Wann Shampoo im Fellwechsel sinnvoll ist
Nicht jeder Hund muss regelmäßig gebadet werden.
Aber: Wenn dein Hund
- stark verschmutzt ist
- zu Juckreiz neigt
- empfindliche Haut hat
kann ein passendes Shampoo helfen, die Haut zu beruhigen und das Fell zu pflegen.
Gerade im Fellwechsel lohnt es sich, auf milde und gut verträgliche Produkte zu achten, die die Haut nicht zusätzlich reizen. Ein dermatologisches Hundeshampoo für empfindliche Haut kann dabei helfen, die Haut zu beruhigen und das Fell schonend zu reinigen.
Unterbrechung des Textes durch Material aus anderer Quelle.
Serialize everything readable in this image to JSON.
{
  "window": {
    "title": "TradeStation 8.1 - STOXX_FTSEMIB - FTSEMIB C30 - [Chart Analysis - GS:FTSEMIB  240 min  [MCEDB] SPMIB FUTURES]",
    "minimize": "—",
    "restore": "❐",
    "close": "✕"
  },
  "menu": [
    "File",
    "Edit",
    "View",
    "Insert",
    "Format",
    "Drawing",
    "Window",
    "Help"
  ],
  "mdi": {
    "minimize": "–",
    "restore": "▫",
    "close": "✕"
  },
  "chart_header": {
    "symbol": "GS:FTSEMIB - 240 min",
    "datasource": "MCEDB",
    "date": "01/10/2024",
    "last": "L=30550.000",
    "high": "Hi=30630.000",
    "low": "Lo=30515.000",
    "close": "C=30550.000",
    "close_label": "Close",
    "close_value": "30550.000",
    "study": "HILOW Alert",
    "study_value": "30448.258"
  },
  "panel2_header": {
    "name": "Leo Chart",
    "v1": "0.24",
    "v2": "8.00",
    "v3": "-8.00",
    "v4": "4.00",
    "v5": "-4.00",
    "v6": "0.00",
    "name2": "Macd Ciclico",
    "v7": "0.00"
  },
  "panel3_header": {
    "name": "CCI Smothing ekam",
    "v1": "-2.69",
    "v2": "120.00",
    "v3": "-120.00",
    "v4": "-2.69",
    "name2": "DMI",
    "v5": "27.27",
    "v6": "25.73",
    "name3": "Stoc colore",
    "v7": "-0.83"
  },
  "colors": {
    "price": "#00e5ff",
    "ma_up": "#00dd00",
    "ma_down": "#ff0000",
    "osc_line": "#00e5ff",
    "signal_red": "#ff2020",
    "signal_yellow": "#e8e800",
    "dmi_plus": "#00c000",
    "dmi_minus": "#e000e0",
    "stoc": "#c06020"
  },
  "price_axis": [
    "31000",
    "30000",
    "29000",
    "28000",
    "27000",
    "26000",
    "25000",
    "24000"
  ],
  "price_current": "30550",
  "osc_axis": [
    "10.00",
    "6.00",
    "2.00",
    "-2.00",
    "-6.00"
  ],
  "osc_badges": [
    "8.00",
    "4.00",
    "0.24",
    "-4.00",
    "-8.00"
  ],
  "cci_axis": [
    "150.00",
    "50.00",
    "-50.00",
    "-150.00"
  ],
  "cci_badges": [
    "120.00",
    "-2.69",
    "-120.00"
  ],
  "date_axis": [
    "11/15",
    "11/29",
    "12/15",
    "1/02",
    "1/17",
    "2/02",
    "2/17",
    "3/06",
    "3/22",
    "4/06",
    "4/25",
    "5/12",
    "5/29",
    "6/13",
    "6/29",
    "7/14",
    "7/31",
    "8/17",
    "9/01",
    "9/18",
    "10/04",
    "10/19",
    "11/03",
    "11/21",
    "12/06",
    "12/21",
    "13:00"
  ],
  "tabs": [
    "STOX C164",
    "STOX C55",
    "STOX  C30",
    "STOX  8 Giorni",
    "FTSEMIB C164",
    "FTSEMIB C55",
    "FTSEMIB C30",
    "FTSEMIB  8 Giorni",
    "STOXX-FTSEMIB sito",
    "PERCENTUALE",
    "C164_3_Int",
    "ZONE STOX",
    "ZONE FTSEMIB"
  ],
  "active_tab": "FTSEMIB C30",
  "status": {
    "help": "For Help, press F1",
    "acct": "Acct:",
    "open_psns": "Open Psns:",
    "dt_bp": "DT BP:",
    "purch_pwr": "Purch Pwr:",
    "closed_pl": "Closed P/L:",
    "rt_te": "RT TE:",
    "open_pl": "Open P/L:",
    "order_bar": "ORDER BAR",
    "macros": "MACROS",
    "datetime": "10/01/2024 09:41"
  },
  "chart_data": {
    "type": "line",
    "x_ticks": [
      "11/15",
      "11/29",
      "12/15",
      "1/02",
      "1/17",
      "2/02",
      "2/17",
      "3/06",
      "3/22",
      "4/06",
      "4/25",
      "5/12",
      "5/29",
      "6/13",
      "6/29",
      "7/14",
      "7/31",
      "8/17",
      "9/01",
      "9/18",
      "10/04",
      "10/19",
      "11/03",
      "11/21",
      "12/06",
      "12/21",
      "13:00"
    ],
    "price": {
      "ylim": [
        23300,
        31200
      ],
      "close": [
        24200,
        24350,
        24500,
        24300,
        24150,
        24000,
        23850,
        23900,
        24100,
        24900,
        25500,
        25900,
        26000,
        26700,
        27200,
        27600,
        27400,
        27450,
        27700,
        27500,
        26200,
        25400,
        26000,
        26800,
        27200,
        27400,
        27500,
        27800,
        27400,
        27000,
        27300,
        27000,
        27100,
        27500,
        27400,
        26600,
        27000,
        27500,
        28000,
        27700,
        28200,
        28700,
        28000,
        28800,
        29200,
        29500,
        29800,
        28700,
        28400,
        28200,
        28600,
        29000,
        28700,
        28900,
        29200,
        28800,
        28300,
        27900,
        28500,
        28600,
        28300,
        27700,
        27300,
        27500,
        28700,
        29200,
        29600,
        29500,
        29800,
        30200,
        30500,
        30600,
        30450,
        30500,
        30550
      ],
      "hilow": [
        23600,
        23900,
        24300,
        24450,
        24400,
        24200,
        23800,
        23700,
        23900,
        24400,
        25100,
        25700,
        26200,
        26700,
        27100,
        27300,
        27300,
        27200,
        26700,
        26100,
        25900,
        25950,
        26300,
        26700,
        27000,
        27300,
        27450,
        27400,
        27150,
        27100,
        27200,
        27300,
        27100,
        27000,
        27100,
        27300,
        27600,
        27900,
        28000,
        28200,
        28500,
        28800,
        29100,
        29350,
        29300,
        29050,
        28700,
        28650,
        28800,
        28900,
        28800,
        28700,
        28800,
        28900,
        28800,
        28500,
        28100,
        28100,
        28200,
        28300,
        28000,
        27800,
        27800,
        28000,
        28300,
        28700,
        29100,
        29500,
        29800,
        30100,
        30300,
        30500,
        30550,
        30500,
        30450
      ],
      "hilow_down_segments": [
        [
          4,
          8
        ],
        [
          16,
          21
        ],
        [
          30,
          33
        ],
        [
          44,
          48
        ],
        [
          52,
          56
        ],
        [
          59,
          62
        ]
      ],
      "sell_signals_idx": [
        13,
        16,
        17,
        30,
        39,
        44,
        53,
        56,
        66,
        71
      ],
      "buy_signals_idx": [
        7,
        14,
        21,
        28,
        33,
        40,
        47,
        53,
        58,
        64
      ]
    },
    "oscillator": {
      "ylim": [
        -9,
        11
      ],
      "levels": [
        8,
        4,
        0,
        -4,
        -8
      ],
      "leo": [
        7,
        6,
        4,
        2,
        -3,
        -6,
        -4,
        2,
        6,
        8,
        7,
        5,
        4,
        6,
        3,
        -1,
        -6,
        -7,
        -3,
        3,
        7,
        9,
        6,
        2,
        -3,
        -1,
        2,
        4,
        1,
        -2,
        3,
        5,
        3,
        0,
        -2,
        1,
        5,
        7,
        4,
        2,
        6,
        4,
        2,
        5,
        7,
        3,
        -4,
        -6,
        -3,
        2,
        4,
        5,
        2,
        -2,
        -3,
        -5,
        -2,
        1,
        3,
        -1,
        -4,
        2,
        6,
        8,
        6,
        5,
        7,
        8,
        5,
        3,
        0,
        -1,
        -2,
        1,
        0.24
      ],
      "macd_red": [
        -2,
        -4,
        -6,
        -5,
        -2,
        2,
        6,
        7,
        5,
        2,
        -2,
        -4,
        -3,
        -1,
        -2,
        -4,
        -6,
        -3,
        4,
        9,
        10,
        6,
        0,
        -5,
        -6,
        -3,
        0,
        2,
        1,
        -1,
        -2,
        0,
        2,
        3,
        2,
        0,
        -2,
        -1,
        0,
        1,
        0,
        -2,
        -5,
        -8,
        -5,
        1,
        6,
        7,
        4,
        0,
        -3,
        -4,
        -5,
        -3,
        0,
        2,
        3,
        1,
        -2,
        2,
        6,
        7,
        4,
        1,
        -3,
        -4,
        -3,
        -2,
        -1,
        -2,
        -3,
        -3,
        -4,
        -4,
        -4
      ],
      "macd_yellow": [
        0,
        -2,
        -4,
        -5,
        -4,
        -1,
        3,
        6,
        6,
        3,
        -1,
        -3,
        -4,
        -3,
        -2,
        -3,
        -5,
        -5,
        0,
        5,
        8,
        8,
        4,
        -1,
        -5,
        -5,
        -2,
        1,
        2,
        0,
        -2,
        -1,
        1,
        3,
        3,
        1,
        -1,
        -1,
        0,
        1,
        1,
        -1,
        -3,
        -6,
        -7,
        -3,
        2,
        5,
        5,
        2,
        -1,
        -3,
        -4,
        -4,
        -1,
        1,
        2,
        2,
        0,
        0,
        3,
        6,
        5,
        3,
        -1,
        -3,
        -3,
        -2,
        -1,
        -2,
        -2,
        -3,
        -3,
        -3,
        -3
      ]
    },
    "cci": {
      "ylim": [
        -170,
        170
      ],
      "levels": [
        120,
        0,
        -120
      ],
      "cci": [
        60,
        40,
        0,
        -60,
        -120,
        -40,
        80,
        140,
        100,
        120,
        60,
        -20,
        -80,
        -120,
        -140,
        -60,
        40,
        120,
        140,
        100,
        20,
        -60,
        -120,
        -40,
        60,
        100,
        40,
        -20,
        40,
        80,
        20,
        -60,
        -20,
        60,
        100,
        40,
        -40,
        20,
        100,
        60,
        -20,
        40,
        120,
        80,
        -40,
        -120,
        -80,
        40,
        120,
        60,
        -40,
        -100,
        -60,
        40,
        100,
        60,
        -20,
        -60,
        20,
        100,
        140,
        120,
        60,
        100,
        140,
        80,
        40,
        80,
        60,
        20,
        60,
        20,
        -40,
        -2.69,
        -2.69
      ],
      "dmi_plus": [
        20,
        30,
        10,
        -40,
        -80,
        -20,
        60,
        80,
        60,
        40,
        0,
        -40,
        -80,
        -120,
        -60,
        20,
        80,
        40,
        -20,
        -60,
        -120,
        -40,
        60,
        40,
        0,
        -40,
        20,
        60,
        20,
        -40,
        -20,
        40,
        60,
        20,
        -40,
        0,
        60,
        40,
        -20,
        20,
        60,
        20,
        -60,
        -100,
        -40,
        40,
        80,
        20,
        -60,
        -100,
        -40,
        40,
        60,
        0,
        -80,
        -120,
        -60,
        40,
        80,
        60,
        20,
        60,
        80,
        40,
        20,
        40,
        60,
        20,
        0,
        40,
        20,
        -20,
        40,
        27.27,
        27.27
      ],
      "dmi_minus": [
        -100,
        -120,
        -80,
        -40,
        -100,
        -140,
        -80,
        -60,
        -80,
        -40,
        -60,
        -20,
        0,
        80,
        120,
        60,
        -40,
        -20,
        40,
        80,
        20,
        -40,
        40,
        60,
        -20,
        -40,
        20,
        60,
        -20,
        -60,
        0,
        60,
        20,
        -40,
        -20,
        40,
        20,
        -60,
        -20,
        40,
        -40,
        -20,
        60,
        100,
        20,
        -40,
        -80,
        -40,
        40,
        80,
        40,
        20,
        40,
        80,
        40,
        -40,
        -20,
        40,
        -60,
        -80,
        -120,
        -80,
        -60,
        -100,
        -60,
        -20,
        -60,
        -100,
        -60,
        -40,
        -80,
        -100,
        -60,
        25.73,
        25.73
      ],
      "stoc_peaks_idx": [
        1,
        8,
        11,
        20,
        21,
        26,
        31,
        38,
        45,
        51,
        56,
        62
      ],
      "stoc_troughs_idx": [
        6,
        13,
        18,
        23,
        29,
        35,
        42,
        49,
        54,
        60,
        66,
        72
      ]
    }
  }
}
Worauf du bei der Auswahl achten solltest, erfährst du in meinem Magazinbeitrag Shampoo für Hunde: Worauf es bei empfindlicher Haut ankommt.
Fazit
Der Fellwechsel beim Hund ist völlig normal, aber für den Körper eine anstrengende Phase. Mit der richtigen Pflege, regelmäßiger Unterstützung und etwas Geduld kannst du deinem Hund diese Zeit deutlich erleichtern. Am Ende geht es nicht darum, Haare zu vermeiden, sondern darum, Haut und Fell gesund durch diese Phase zu begleiten.